Katharina is at the moment the only female team member in her group – not an unusual phenomenon in computational neuroscience. Here, she is explaining her theory to her colleagues (Federico Benitez, Prof. Walter Senn, Mihai Petrovici) (© CAIM, University of Bern).

With our research we want to understand the neuronal substrate of learning.

What are the most exciting developments in your field?
The development of optogenetics in experimental neuroscience enabled scientists to activate or silence individual cell types with light. This allows to study the activity and role of individual cell types in a circuit. We can also see what changes when this cell type is manipulated. This allows my neuronal models, which make predictions for individual cell types, to be tested in experiments to better understand what is happening in the brain during behavior.
I came to Bern because in this lab I have both the theoretical underpinnings and the direct connection to experimental neuroscience. Even though I arrived during the pandemic I have had a very nice start and could establish a good network with other postdocs – also through the Mittelbauvereinigung of the University.

(© CAIM, University of Bern)

Dr. Katharina Wilmes is a postdoctoral researcher in Walter Senn's lab at the University of Bern, Switzerland, working on the theoretical side and collaborating with experimentalists. She studied Cognitive Science (BSc) at Osnabrück University, and Brain and Cognitive Sciences (MSc) at the University of Amsterdam.
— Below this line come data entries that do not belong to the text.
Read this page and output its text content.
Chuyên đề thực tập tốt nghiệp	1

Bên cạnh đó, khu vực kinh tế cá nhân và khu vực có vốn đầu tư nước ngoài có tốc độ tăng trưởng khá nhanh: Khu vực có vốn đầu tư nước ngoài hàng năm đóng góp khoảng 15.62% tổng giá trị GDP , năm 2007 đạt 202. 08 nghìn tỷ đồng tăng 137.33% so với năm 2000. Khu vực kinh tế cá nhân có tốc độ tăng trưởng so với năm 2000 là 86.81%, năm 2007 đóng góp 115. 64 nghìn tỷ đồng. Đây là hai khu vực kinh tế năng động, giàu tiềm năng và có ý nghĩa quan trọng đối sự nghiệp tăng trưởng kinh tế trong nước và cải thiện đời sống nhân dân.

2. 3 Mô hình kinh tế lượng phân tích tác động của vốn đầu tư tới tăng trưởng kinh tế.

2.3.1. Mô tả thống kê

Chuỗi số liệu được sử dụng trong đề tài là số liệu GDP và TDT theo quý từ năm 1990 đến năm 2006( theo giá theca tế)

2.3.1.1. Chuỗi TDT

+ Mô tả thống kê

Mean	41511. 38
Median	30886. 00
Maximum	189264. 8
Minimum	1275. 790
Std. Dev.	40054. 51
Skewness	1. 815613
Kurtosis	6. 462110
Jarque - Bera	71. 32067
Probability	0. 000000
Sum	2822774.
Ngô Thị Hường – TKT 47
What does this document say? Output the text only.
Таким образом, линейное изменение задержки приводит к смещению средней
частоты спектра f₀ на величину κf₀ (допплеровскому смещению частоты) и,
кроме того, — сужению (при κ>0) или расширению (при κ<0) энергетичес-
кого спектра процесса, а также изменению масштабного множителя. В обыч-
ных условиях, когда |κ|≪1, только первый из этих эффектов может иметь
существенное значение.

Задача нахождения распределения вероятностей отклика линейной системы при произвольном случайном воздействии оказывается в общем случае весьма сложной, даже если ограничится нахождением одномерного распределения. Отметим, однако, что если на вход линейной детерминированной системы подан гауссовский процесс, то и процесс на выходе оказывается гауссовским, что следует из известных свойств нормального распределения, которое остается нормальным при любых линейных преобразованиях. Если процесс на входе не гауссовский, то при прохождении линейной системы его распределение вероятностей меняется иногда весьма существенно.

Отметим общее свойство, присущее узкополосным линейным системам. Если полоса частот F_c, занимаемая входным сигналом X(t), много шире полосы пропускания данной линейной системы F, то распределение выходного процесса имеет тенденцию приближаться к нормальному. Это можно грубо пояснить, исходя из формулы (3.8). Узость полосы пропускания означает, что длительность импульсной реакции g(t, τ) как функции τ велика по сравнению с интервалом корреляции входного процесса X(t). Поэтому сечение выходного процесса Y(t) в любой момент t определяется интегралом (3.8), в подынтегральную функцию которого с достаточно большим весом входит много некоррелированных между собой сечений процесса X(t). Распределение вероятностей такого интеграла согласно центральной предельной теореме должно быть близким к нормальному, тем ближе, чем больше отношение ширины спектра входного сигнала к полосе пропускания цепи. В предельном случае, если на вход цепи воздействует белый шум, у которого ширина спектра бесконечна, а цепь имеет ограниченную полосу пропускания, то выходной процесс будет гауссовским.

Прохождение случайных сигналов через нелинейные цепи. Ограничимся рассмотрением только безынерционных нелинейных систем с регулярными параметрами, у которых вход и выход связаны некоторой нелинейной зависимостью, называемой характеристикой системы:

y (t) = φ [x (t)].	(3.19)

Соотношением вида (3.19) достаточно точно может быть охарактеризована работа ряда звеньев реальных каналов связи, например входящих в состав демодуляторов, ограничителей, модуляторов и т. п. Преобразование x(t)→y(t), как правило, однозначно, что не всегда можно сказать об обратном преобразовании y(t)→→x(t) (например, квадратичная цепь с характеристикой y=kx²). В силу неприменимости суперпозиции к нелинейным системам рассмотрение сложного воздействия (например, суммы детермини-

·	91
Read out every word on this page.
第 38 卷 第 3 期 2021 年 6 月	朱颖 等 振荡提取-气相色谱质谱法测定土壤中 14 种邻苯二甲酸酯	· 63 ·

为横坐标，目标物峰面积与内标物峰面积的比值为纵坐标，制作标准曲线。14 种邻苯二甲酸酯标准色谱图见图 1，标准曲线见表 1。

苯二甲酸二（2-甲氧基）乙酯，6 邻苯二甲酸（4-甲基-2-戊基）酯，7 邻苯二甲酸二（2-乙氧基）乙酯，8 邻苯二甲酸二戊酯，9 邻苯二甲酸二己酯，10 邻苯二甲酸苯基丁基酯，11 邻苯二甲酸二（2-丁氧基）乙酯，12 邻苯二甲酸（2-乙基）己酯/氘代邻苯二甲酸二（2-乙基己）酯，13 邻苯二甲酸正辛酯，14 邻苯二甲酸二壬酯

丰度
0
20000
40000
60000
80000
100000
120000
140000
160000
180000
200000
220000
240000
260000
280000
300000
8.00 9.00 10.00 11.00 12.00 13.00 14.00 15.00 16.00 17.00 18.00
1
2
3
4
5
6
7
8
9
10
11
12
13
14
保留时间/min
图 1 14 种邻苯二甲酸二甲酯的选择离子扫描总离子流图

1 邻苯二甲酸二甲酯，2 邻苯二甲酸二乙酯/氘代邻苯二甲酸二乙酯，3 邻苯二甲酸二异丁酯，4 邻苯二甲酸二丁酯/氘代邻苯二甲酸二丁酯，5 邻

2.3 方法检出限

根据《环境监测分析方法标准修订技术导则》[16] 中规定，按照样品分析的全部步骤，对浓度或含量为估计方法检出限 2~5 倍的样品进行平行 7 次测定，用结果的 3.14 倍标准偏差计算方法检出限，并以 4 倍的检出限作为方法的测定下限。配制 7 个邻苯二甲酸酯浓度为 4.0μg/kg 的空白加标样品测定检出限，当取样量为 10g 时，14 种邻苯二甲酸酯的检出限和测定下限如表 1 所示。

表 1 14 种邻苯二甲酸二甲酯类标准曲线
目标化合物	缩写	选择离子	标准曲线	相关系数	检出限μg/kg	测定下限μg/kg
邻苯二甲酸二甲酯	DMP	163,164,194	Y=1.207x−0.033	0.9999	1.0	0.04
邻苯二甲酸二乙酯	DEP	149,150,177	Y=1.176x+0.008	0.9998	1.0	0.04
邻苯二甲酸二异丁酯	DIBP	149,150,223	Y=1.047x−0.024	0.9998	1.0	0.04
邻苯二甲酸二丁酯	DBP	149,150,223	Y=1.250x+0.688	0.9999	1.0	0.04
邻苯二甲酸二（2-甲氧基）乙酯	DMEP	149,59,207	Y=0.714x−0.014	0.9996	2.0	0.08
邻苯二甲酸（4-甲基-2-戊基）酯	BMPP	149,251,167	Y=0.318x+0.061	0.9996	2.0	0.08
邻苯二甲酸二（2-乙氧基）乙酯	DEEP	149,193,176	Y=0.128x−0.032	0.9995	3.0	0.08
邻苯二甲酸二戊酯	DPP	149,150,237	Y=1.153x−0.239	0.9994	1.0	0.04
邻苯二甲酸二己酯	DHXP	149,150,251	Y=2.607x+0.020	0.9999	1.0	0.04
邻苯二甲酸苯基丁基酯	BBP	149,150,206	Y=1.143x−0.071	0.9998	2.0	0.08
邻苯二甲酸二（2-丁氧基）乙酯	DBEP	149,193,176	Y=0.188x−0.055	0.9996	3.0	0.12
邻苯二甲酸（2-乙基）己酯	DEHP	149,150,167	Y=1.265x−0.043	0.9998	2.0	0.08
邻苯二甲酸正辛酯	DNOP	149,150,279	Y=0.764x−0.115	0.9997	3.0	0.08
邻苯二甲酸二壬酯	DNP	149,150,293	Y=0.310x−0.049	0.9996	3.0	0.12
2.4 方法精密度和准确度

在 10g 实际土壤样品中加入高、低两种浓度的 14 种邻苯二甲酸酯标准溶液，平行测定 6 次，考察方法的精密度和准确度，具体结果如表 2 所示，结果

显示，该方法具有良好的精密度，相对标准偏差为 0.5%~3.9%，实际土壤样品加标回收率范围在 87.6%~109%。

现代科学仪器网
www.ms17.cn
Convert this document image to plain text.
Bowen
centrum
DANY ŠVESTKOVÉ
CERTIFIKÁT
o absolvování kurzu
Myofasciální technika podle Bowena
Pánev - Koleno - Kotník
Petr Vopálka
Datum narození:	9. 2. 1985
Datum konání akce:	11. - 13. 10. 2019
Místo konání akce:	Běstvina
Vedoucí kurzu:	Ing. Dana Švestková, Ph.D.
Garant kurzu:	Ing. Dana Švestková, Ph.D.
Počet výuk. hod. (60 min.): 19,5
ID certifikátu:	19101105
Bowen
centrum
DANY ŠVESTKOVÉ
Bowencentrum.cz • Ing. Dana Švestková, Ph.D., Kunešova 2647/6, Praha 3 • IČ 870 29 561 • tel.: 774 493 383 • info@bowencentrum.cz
During her PhD studies with Susanne Schreiber and Henning Sprekeler at the Institute for Theoretical Biology, Humboldt University of Berlin and the Bernstein Center for Computational Neuroscience in Berlin she received a PhD fellowship from the German Research Foundation (DFG) within the graduate school GRK 1589 “Sensory Computation in Neural Systems”.

From February 2017 to April 2020, Katharina was a postdoc with Claudia Clopath at Imperial College London, UK, funded by a DFG postdoctoral research fellowship. In 2020, she joined the Department of Physiology of the University of Bern. Her current and future research aim is to understand how cortical circuits enable us to learn from sensory experiences by predicting them.